Les élections législatives et le scrutin présidentiel de l'an 2000, par leur caractère notoirement frauduleux, nous ont fait entrer dans une période de graves turbulences dont nous ne sommes pas près de sortir. Planifiés avec un cynisme consommé à Tabarre tout au long du mandat peu glorieux de René Préval, lequel a été vécu comme une longue veillée d'armes en préparation au retour au pouvoir de Jean-Bertrand Aristide, ils ont ouvert la voie à un quinquennat calamiteux, à une situation d'impasse où nous sommes condamnés à subir dans l'embarras le spectacle quotidien d'un président irrémédiablement discrédité, perdu dans la contemplation mystico-narcissique de son nombril, répétant sans fin pour lui- même un discours lénifiant d'une vacuité effarante qui masque mal son incapacité à concevoir pour notre pays un avenir autre que celui que nous récusons tous: la mise en coupe réglée de notre patrimoine et de notre économie par des médiocres et affairistes en tous genres qui lui sont redevables de leur fortune et de leur carrière.
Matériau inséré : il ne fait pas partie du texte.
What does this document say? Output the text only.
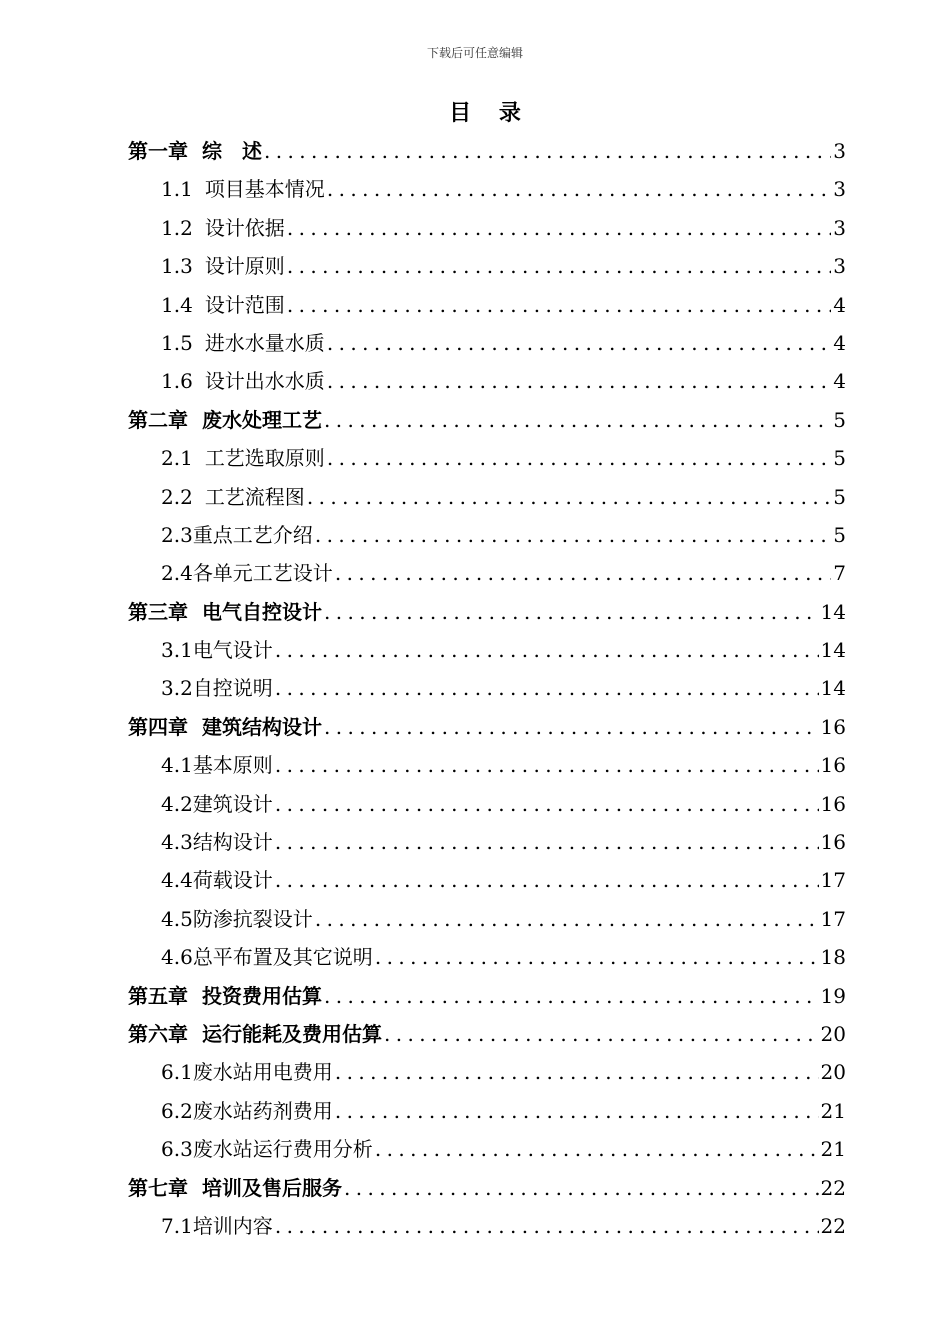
下载后可任意编辑
目 录
第一章 综　述 .....	3
1.1 项目基本情况 .....	3
1.2 设计依据 .....	3
1.3 设计原则 .....	3
1.4 设计范围 .....	4
1.5 进水水量水质 .....	4
1.6 设计出水水质 .....	4
第二章 废水处理工艺 .....	5
2.1 工艺选取原则 .....	5
2.2 工艺流程图 .....	5
2.3重点工艺介绍 .....	5
2.4各单元工艺设计 .....	7
第三章 电气自控设计 .....	14
3.1电气设计 .....	14
3.2自控说明 .....	14
第四章 建筑结构设计 .....	16
4.1基本原则 .....	16
4.2建筑设计 .....	16
4.3结构设计 .....	16
4.4荷载设计 .....	17
4.5防渗抗裂设计 .....	17
4.6总平布置及其它说明 .....	18
第五章 投资费用估算 .....	19
第六章 运行能耗及费用估算 .....	20
6.1废水站用电费用 .....	20
6.2废水站药剂费用 .....	21
6.3废水站运行费用分析 .....	21
第七章 培训及售后服务 .....	22
7.1培训内容 .....	22
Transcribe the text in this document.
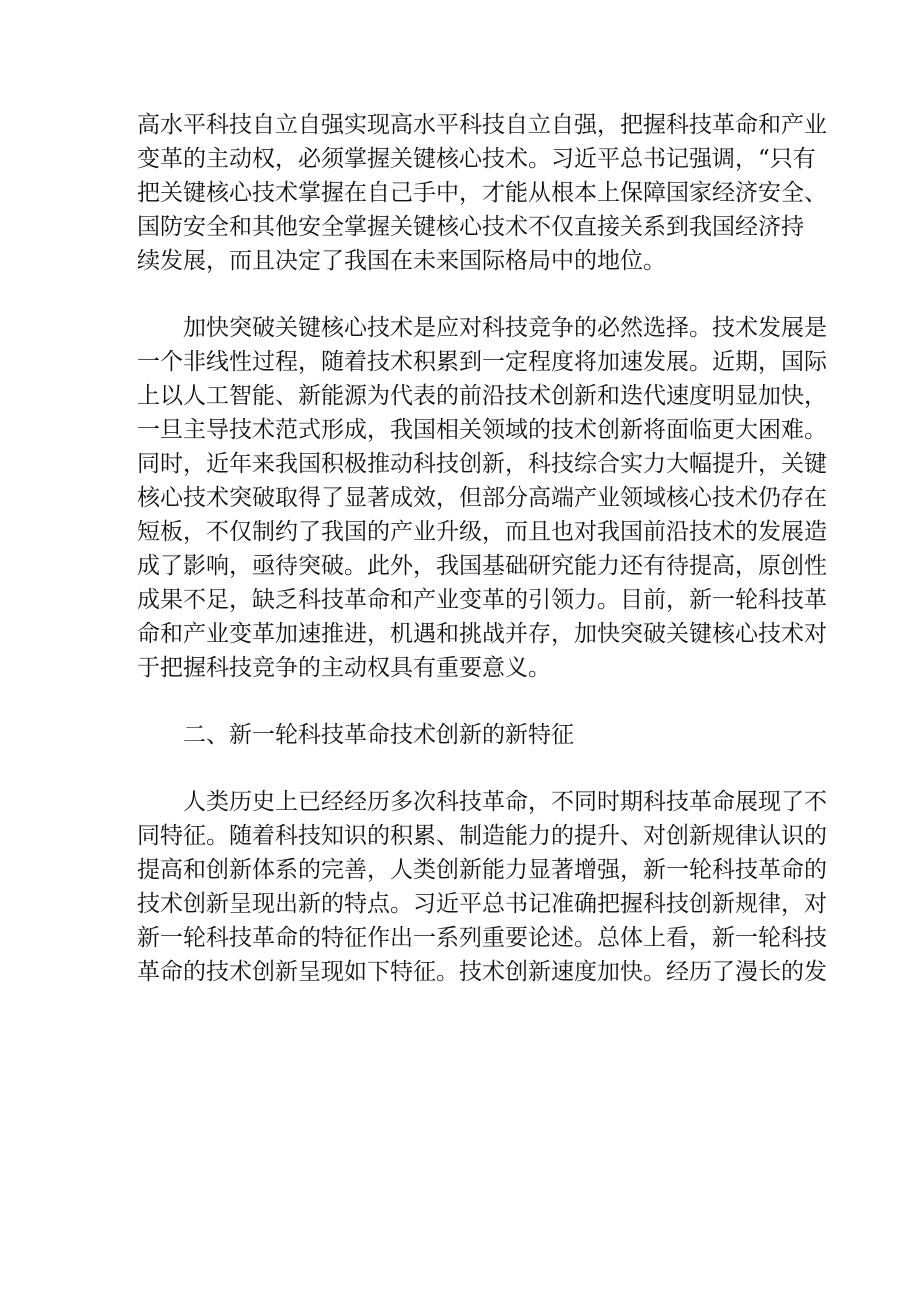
高水平科技自立自强实现高水平科技自立自强，把握科技革命和产业
变革的主动权，必须掌握关键核心技术。习近平总书记强调，“只有
把关键核心技术掌握在自己手中，才能从根本上保障国家经济安全、
国防安全和其他安全掌握关键核心技术不仅直接关系到我国经济持
续发展，而且决定了我国在未来国际格局中的地位。
加快突破关键核心技术是应对科技竞争的必然选择。技术发展是
一个非线性过程，随着技术积累到一定程度将加速发展。近期，国际
上以人工智能、新能源为代表的前沿技术创新和迭代速度明显加快，
一旦主导技术范式形成，我国相关领域的技术创新将面临更大困难。
同时，近年来我国积极推动科技创新，科技综合实力大幅提升，关键
核心技术突破取得了显著成效，但部分高端产业领域核心技术仍存在
短板，不仅制约了我国的产业升级，而且也对我国前沿技术的发展造
成了影响，亟待突破。此外，我国基础研究能力还有待提高，原创性
成果不足，缺乏科技革命和产业变革的引领力。目前，新一轮科技革
命和产业变革加速推进，机遇和挑战并存，加快突破关键核心技术对
于把握科技竞争的主动权具有重要意义。
二、新一轮科技革命技术创新的新特征
人类历史上已经经历多次科技革命，不同时期科技革命展现了不
同特征。随着科技知识的积累、制造能力的提升、对创新规律认识的
提高和创新体系的完善，人类创新能力显著增强，新一轮科技革命的
技术创新呈现出新的特点。习近平总书记准确把握科技创新规律，对
新一轮科技革命的特征作出一系列重要论述。总体上看，新一轮科技
革命的技术创新呈现如下特征。技术创新速度加快。经历了漫长的发
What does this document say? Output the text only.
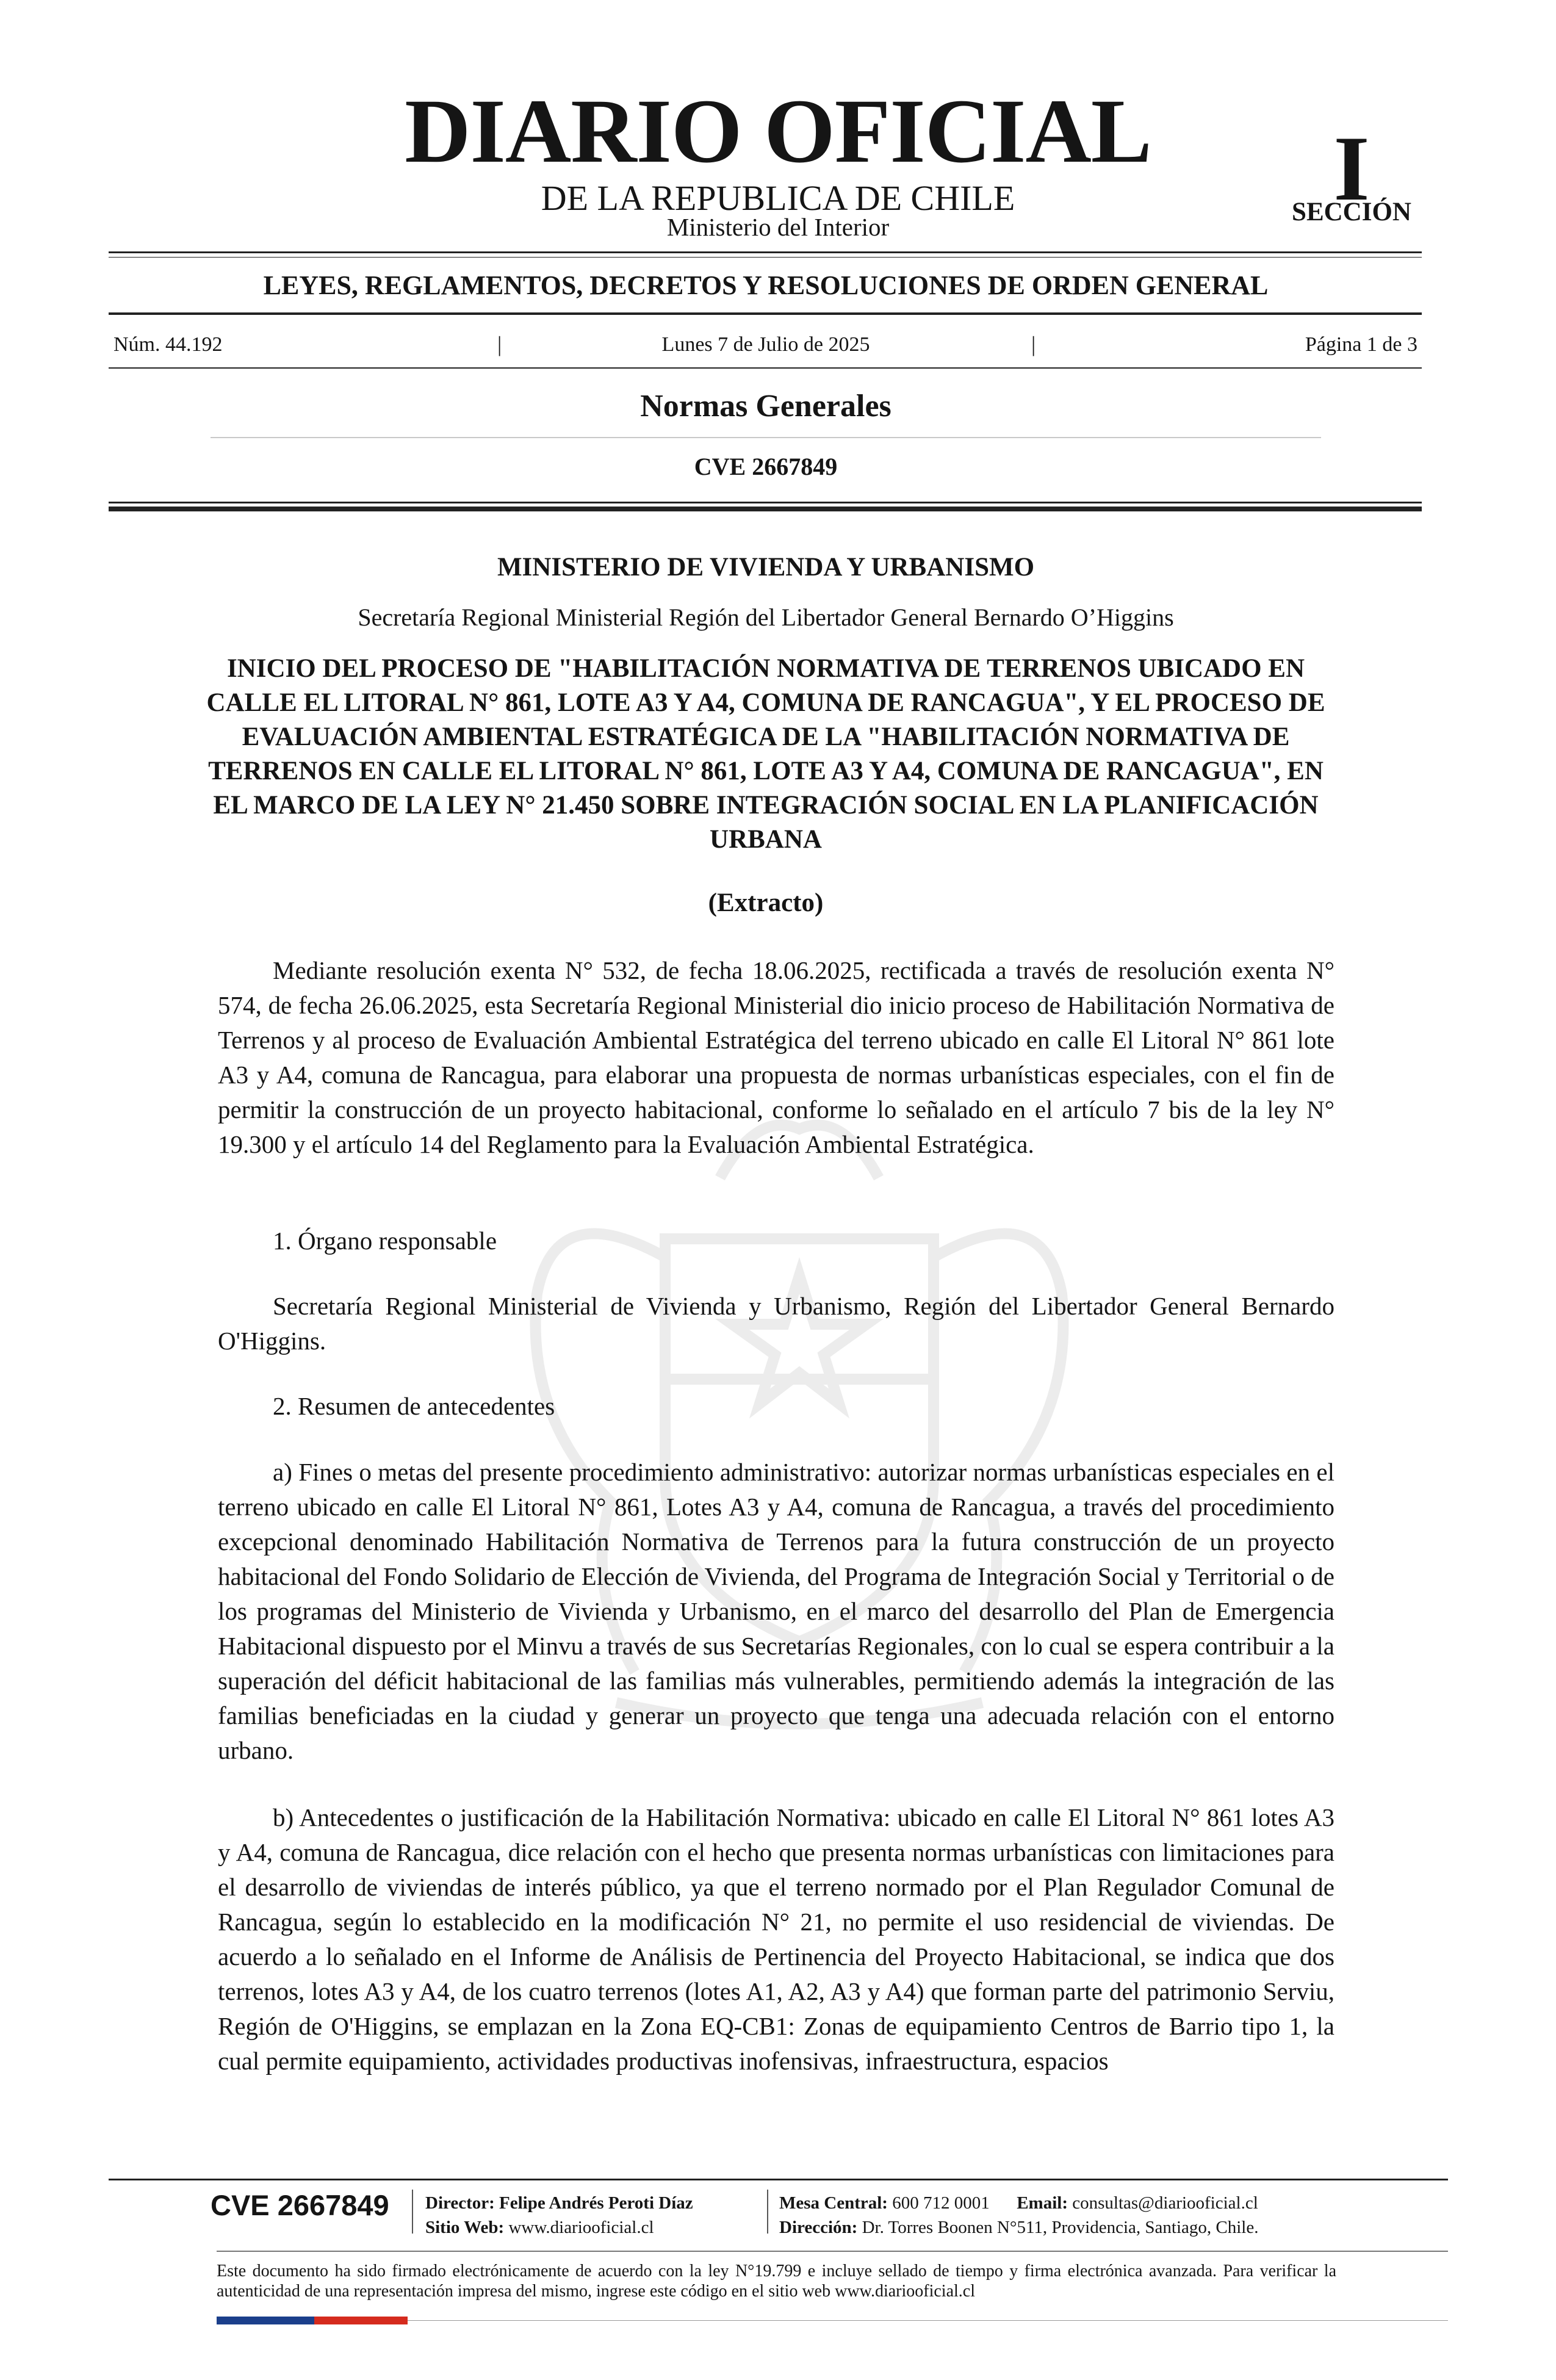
DIARIO OFICIAL
DE LA REPUBLICA DE CHILE
Ministerio del Interior
I
SECCIÓN
LEYES, REGLAMENTOS, DECRETOS Y RESOLUCIONES DE ORDEN GENERAL
Núm. 44.192	|	Lunes 7 de Julio de 2025	|	Página 1 de 3
Normas Generales
CVE 2667849
MINISTERIO DE VIVIENDA Y URBANISMO
Secretaría Regional Ministerial Región del Libertador General Bernardo O’Higgins
INICIO DEL PROCESO DE "HABILITACIÓN NORMATIVA DE TERRENOS UBICADO EN CALLE EL LITORAL N° 861, LOTE A3 Y A4, COMUNA DE RANCAGUA", Y EL PROCESO DE EVALUACIÓN AMBIENTAL ESTRATÉGICA DE LA "HABILITACIÓN NORMATIVA DE TERRENOS EN CALLE EL LITORAL N° 861, LOTE A3 Y A4, COMUNA DE RANCAGUA", EN EL MARCO DE LA LEY N° 21.450 SOBRE INTEGRACIÓN SOCIAL EN LA PLANIFICACIÓN URBANA
(Extracto)
Mediante resolución exenta N° 532, de fecha 18.06.2025, rectificada a través de resolución exenta N° 574, de fecha 26.06.2025, esta Secretaría Regional Ministerial dio inicio proceso de Habilitación Normativa de Terrenos y al proceso de Evaluación Ambiental Estratégica del terreno ubicado en calle El Litoral N° 861 lote A3 y A4, comuna de Rancagua, para elaborar una propuesta de normas urbanísticas especiales, con el fin de permitir la construcción de un proyecto habitacional, conforme lo señalado en el artículo 7 bis de la ley N° 19.300 y el artículo 14 del Reglamento para la Evaluación Ambiental Estratégica.
1. Órgano responsable
Secretaría Regional Ministerial de Vivienda y Urbanismo, Región del Libertador General Bernardo O'Higgins.
2. Resumen de antecedentes
a) Fines o metas del presente procedimiento administrativo: autorizar normas urbanísticas especiales en el terreno ubicado en calle El Litoral N° 861, Lotes A3 y A4, comuna de Rancagua, a través del procedimiento excepcional denominado Habilitación Normativa de Terrenos para la futura construcción de un proyecto habitacional del Fondo Solidario de Elección de Vivienda, del Programa de Integración Social y Territorial o de los programas del Ministerio de Vivienda y Urbanismo, en el marco del desarrollo del Plan de Emergencia Habitacional dispuesto por el Minvu a través de sus Secretarías Regionales, con lo cual se espera contribuir a la superación del déficit habitacional de las familias más vulnerables, permitiendo además la integración de las familias beneficiadas en la ciudad y generar un proyecto que tenga una adecuada relación con el entorno urbano.
b) Antecedentes o justificación de la Habilitación Normativa: ubicado en calle El Litoral N° 861 lotes A3 y A4, comuna de Rancagua, dice relación con el hecho que presenta normas urbanísticas con limitaciones para el desarrollo de viviendas de interés público, ya que el terreno normado por el Plan Regulador Comunal de Rancagua, según lo establecido en la modificación N° 21, no permite el uso residencial de viviendas. De acuerdo a lo señalado en el Informe de Análisis de Pertinencia del Proyecto Habitacional, se indica que dos terrenos, lotes A3 y A4, de los cuatro terrenos (lotes A1, A2, A3 y A4) que forman parte del patrimonio Serviu, Región de O'Higgins, se emplazan en la Zona EQ-CB1: Zonas de equipamiento Centros de Barrio tipo 1, la cual permite equipamiento, actividades productivas inofensivas, infraestructura, espacios
CVE 2667849 Director: Felipe Andrés Peroti Díaz
Sitio Web: www.diariooficial.cl
Mesa Central: 600 712 0001 Email: consultas@diariooficial.cl
Dirección: Dr. Torres Boonen N°511, Providencia, Santiago, Chile.
Este documento ha sido firmado electrónicamente de acuerdo con la ley N°19.799 e incluye sellado de tiempo y firma electrónica avanzada. Para verificar la autenticidad de una representación impresa del mismo, ingrese este código en el sitio web www.diariooficial.cl
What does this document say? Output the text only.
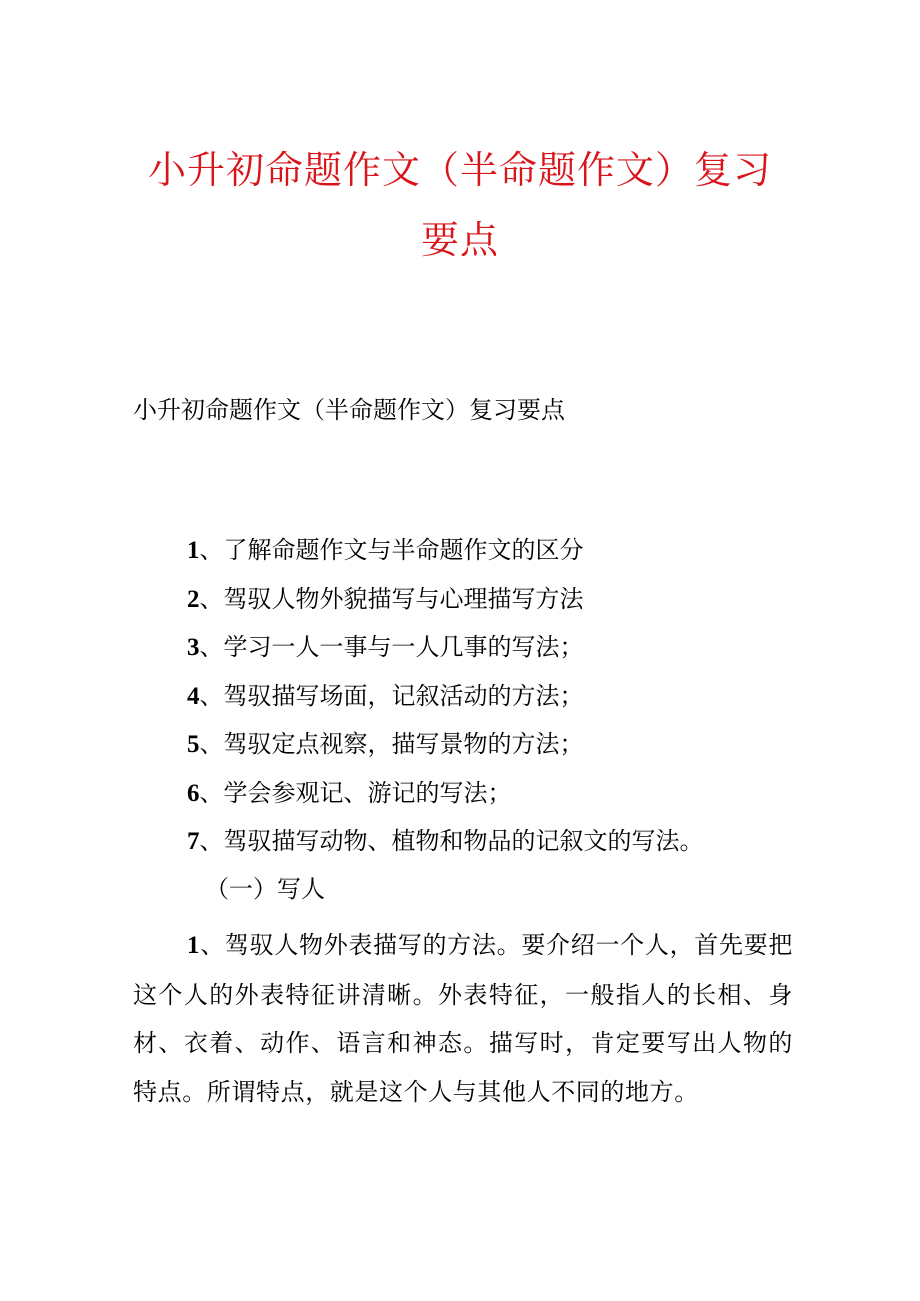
小升初命题作文（半命题作文）复习
要点
小升初命题作文（半命题作文）复习要点
1、了解命题作文与半命题作文的区分
2、驾驭人物外貌描写与心理描写方法
3、学习一人一事与一人几事的写法；
4、驾驭描写场面，记叙活动的方法；
5、驾驭定点视察，描写景物的方法；
6、学会参观记、游记的写法；
7、驾驭描写动物、植物和物品的记叙文的写法。
（一）写人

1、驾驭人物外表描写的方法。要介绍一个人，首先要把这个人的外表特征讲清晰。外表特征，一般指人的长相、身材、衣着、动作、语言和神态。描写时，肯定要写出人物的特点。所谓特点，就是这个人与其他人不同的地方。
Et, comme si le grotesque et le sinistre ne suffisaient pas à heurter nos consciences de citoyens, on installe insidieusement une terreur toute stalinienne dans nos esprits et dans la trame de notre vie de tous les jours par des apologies non voilées de la violence, des incitations explicitement ciblées au meurtre et des crimes odieux couverts par une impunité assurée et par la complaisance des agents de la force publique qui laissent libres parmi nous leurs auteurs pourtant dénoncés et identifiés, une manière de nous rappeler à chaque instant que les maîtres du jeu sont aussi maîtres des vies et ne plaisantent pas.

L'urgence, aujourd'hui, est de stopper la dictature aristidienne de la même manière que nous avons su mettre un terme en 1986 à la dictature duvaliérienne, d'arrêter ce cirque infernal où nous a entrainés une nébuleuse infâme au service d'un roi fou, d'inventer un autre avenir pour Haïti et pour nous-mêmes. Nous ne pouvons plus rester sans réagir, sans faire usage de notre capacité d'indignation que nous avons, à tort, trop longtemps refoulée. L'Ètat actuel d'Haïti interpelle notre sens civique, celui qui nous commande de ne point cautionner l'inacceptable. L'heure est venue de définir ensemble et sans tarder un projet novateur pour notre pays et d'y rétablir au plus vite un certain nombre de règles, de valeurs et de principes fondamentaux dont notre société a un impérieux besoin pour fonctionner sereinement: la morale publique, le primat de la loi, le prestige et l'autorité de l'Ètat, le respect des institutions démocratiques et de la volonté des électeurs, le droit de chaque citoyen à vivre dans la dignité au sein d'une nation à la fois démocratique, politiquement stable, socialement apaisée et économiquement prospère.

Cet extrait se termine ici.